How users interpret those tags and the data between those tags depends on what specific document type users are dealing with.
"There is a lot of momentum around utilizing XML as a way to pass data around the Internet," Olague said. "It gives you a very easy way to specify what to do with that data on the receiving end when you get it."
From the tools and languages end of IBM's software business, executives view XML primarily as a metadata interchange format.
"Basically, the focus is to have XML serve as an interchange format between repository tools like Team Connection and various industry modeling tools from both IBM and other vendors products," Olague said.
IBM's database group is one of the earliest elements of IBM to seize on the potential of XML.

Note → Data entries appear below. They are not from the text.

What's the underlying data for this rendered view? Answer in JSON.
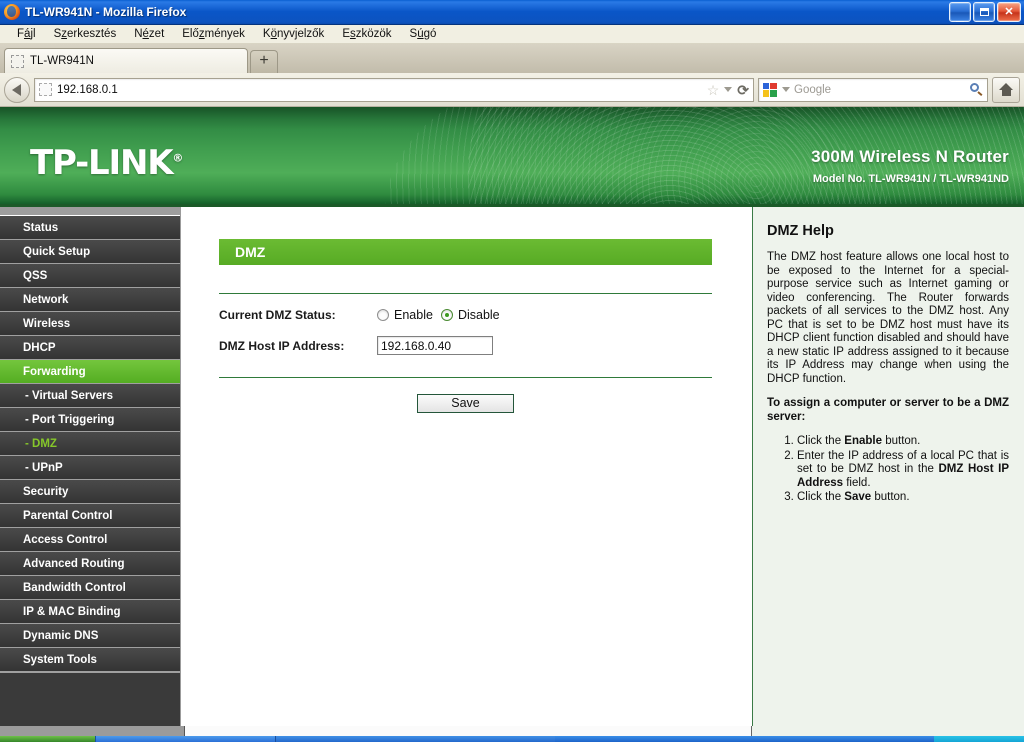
{
  "window": {
    "title": "TL-WR941N - Mozilla Firefox",
    "app_icon": "firefox-icon",
    "minimize_label": "_",
    "maximize_label": "box-glyph",
    "close_label": "✕"
  },
  "menubar": {
    "items": [
      {
        "name": "file",
        "pre": "F",
        "accel": "á",
        "post": "jl"
      },
      {
        "name": "edit",
        "pre": "S",
        "accel": "z",
        "post": "erkesztés"
      },
      {
        "name": "view",
        "pre": "N",
        "accel": "é",
        "post": "zet"
      },
      {
        "name": "history",
        "pre": "Elő",
        "accel": "z",
        "post": "mények"
      },
      {
        "name": "bookmarks",
        "pre": "K",
        "accel": "ö",
        "post": "nyvjelzők"
      },
      {
        "name": "tools",
        "pre": "E",
        "accel": "s",
        "post": "zközök"
      },
      {
        "name": "help",
        "pre": "S",
        "accel": "ú",
        "post": "gó"
      }
    ]
  },
  "tabs": {
    "active_tab_label": "TL-WR941N",
    "new_tab_label": "+"
  },
  "navbar": {
    "back_label": "Back",
    "url_value": "192.168.0.1",
    "star_glyph": "☆",
    "reload_glyph": "⟳",
    "search_placeholder": "Google",
    "search_engine": "Google",
    "home_label": "Home"
  },
  "banner": {
    "brand": "TP-LINK",
    "brand_mark": "®",
    "product": "300M Wireless N Router",
    "model": "Model No. TL-WR941N / TL-WR941ND"
  },
  "sidebar": {
    "items": [
      {
        "label": "Status",
        "state": "normal",
        "sub": false
      },
      {
        "label": "Quick Setup",
        "state": "normal",
        "sub": false
      },
      {
        "label": "QSS",
        "state": "normal",
        "sub": false
      },
      {
        "label": "Network",
        "state": "normal",
        "sub": false
      },
      {
        "label": "Wireless",
        "state": "normal",
        "sub": false
      },
      {
        "label": "DHCP",
        "state": "normal",
        "sub": false
      },
      {
        "label": "Forwarding",
        "state": "active",
        "sub": false
      },
      {
        "label": "- Virtual Servers",
        "state": "normal",
        "sub": true
      },
      {
        "label": "- Port Triggering",
        "state": "normal",
        "sub": true
      },
      {
        "label": "- DMZ",
        "state": "current",
        "sub": true
      },
      {
        "label": "- UPnP",
        "state": "normal",
        "sub": true
      },
      {
        "label": "Security",
        "state": "normal",
        "sub": false
      },
      {
        "label": "Parental Control",
        "state": "normal",
        "sub": false
      },
      {
        "label": "Access Control",
        "state": "normal",
        "sub": false
      },
      {
        "label": "Advanced Routing",
        "state": "normal",
        "sub": false
      },
      {
        "label": "Bandwidth Control",
        "state": "normal",
        "sub": false
      },
      {
        "label": "IP & MAC Binding",
        "state": "normal",
        "sub": false
      },
      {
        "label": "Dynamic DNS",
        "state": "normal",
        "sub": false
      },
      {
        "label": "System Tools",
        "state": "normal",
        "sub": false
      }
    ]
  },
  "main": {
    "section_title": "DMZ",
    "status_label": "Current DMZ Status:",
    "radio_enable": "Enable",
    "radio_disable": "Disable",
    "selected_status": "Disable",
    "ip_label": "DMZ Host IP Address:",
    "ip_value": "192.168.0.40",
    "ip_placeholder": "",
    "save_label": "Save"
  },
  "help": {
    "title": "DMZ Help",
    "paragraph": "The DMZ host feature allows one local host to be exposed to the Internet for a special-purpose service such as Internet gaming or video conferencing. The Router forwards packets of all services to the DMZ host. Any PC that is set to be DMZ host must have its DHCP client function disabled and should have a new static IP address assigned to it because its IP Address may change when using the DHCP function.",
    "subhead": "To assign a computer or server to be a DMZ server:",
    "steps": [
      {
        "pre": "Click the ",
        "bold": "Enable",
        "post": " button."
      },
      {
        "pre": "Enter the IP address of a local PC that is set to be DMZ host in the ",
        "bold": "DMZ Host IP Address",
        "post": " field."
      },
      {
        "pre": "Click the ",
        "bold": "Save",
        "post": " button."
      }
    ]
  },
  "colors": {
    "brand_green": "#5eb32c",
    "banner_green": "#3f9d4e",
    "sidebar_dark": "#3a3a3a",
    "title_blue": "#0a56c8",
    "help_bg": "#eef3ec"
  }
}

"XML can tag data of a textual nature, which users will have a lot of in the future, because a lot of Web sites now contain a lot of XML," said Jeff Jones, program manager for IBM's Data Management marketing, in San Jose, CA. "You want to store [XML data] in a place that can scale, that can reliably manage it."
One XML vendor noted that while many companies have made XML announcements, such as Lotus, Netscape, and Microsoft, very few vendors have outlined a comprehensive strategy for using the technology and even fewer are actually shipping XML tools today.
"Whether it fits into Notes or the AS/400, the question is, when are they going to ship?" said David Pool, president and CEO of DataChannel, a Bellevue, WA-based XML software producer.
Although IBM's commitment to XML is all-embracing, veterans of the company's Java drive welcome any attempts at coordination.
"From the technical side, there's this landslide of new technologies. We need to take a pragmatic view of XML," said one IBM insider. "Early on with Java, we had a Java hammer and everything looked like a Java nail. XML is very useful, but we're not going overboard."